RE-CD by Kieran Devlin
Using a thermo-forming technique, Kieran reduces the amount of CDs going to landfill by using them to create this unique material. Durable and versatile, Kieran is considering selling it to kitchen companies. And the most innovative element to this material is that it’s recyclable – meaning it can be re-moulded as many times as needed for different purposes without compromising its qualities.
REFLECTION by Kane Fernandes
REFLECTION is a smart mirror that ‘reflects the user and their home environment’. Practically speaking this is an interesting product – the mirror will present with you information such as date, time, calendar events, tailored news and live air quality updates. But the most unique element of this design is its focus on wellbeing - teaching the user mindfulness, self-reflection and ‘mirror meditation’.
Sustainable homewares by Catarina Abend
With plastic debris she collects from Brighton beach, Catarina uses a technique involving tree sap instead of less environmentally-friendly resins, to form a beautiful material that she uses to create one-off, statement pieces for the home.
Recess Sofa by Siyi Gu
The Recess Sofa is a ‘multiple personality sofa designed to inspire people’s lifestyle’. The design explores the interaction between the sofa and the person through personalities, shape, colour and posture.
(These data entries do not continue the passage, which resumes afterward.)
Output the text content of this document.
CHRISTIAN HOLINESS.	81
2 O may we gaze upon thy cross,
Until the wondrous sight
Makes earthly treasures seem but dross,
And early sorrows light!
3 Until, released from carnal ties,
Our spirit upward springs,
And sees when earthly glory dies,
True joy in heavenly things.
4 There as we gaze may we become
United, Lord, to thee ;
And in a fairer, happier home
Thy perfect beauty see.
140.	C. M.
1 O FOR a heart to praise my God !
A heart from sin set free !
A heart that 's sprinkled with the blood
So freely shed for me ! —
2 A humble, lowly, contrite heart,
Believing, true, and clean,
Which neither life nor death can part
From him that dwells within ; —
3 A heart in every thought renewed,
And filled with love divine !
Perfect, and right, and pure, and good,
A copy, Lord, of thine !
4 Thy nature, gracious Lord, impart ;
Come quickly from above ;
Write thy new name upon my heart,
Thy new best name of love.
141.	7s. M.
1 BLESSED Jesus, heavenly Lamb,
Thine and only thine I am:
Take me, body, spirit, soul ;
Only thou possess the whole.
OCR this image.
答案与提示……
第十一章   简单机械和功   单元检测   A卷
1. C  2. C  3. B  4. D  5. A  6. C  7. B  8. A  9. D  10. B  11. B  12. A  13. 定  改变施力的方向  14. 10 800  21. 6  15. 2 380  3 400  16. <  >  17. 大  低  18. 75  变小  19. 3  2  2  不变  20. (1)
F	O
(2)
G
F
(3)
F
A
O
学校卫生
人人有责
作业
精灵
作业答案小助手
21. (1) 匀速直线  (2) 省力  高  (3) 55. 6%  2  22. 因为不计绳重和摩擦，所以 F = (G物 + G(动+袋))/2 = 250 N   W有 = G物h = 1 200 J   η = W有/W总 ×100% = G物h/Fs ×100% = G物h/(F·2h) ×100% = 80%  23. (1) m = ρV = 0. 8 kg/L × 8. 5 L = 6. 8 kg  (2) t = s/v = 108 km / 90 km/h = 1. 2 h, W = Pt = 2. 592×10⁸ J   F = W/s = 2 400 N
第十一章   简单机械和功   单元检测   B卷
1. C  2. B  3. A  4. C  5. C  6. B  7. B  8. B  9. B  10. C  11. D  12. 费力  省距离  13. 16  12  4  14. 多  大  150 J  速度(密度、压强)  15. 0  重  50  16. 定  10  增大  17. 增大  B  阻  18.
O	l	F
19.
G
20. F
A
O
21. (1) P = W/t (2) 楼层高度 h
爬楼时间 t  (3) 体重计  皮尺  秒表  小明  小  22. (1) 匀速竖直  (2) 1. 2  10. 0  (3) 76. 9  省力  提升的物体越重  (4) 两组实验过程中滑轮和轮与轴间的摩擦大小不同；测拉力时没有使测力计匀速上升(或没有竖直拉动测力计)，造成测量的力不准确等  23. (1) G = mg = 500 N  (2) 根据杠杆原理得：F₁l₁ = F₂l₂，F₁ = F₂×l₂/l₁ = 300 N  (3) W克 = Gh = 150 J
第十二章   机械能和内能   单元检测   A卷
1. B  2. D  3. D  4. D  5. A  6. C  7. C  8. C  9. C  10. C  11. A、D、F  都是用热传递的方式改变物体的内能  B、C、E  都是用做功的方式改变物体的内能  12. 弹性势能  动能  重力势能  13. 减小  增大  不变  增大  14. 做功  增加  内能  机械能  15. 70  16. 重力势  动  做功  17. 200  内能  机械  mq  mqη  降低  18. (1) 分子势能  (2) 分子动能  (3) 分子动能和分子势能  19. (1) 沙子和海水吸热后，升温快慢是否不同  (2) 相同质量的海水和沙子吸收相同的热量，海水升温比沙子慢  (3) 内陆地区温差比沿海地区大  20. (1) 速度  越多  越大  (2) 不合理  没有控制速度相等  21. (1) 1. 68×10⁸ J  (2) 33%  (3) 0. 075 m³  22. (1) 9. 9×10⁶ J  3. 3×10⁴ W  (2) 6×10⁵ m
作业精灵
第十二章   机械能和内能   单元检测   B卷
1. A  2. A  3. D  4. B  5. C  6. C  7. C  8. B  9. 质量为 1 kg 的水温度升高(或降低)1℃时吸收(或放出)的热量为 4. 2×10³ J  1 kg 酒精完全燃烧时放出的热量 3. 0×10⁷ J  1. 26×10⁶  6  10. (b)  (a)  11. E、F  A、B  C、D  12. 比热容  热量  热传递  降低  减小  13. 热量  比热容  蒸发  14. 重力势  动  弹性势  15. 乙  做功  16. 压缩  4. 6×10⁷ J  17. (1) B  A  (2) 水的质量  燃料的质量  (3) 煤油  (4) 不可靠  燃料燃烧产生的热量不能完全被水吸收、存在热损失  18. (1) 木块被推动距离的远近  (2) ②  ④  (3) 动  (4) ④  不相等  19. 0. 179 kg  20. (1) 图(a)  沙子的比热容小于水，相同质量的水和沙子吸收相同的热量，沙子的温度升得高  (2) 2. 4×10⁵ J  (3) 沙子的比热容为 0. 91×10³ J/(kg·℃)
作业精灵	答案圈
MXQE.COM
Made up of three ergonomic surfaces, the Recess Sofa is built to adapt to multiple users sitting positions whilst simultaneously providing plenty of space and a feeling of security.
Ingrede Set - Matthew Dorabiala
This fork, knife and spoon set slots together using magnets and has been designed to ‘express the need for perfection in everyday life’ and bring a sense of ‘mathematical harmony’ to the user. This is an insightful take on how interconnected we are with the seemingly mundane products that serve us every day, and how they can have a subtle impact on our mood.
hplus by Matt Canham
With ‘hplus’, Matt draws upon the belief that functional devices should be intuitive and beautiful. His collection forms a range of six devices that monitor nine major medical conditions. The devices are accompanied by a mobile app that monitors and analyses the users medical data – even sending alerts to the user and their clinician if the data reaches dangerously high levels. These pieces not only have the potential to save lives, but serve as beautiful, minimalist art sculptures for the home.